Le président vénézuélien saluant après la libération de deux otages des Farc (10 janvier 2008) © www.abacapress.comL'accord entre les Farc et la présidence vénézuélienne qui a permis jeudi la libération de Clara Rojas et Consuelo Gonzalez ravive l'espoir pour de nombreux autres otages détenus dans la jungle colombienne et récompense les efforts de Chavez, vivement critiqué après l'échec d'une première tentative de libération, le jour de l'An. Cette opération a également apporté à Chavez un concert de félicitations internationales. Détracteur farouche de la politique de Washington, l'ancien parachutiste et initiateur de la "révolution socialiste" au Venezuela a même vu son action reconnue à demi-mot par Washington.

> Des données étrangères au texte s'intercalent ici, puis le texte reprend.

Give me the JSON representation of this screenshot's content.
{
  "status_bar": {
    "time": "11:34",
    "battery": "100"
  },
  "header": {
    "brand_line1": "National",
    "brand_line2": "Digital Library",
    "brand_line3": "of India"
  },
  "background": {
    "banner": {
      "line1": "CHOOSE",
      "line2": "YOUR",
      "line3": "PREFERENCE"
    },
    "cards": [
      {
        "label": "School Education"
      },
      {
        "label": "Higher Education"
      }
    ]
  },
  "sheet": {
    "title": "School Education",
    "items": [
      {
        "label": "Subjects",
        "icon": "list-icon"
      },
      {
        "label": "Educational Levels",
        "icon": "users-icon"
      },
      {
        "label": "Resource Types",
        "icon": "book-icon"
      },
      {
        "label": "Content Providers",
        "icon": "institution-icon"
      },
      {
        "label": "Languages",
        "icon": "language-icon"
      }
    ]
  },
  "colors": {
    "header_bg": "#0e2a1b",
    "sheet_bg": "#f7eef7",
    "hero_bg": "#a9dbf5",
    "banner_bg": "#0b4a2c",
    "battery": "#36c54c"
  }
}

Le porte-parole du département d'Etat Tom Casey s'est félicité des libérations mais a tout juste cité le nom du président vénézuélien. Il a au contraire souligné le rôle du gouvernement colombien, allié de Washington. "Nous saluons la libération de ces deux otages. Nous avons également apprécié les initiatives du président Uribe pour obtenir ces libérations et saluons les bons offices de tous ceux qui y ont aidé, en coopération avec le gouvernement colombien. Je pense que tous ceux, y compris le président Chavez (...) qui ont un rôle positif à jouer et appuient les efforts du président Uribe et du gouvernement colombien, sont les bienvenus". Prié de dire si Washington voulait collaborer avec Chavez pour obtenir la libération des otages américains, il a simplement répondu : "Nous continuons à travailler avec le gouvernement de Colombie".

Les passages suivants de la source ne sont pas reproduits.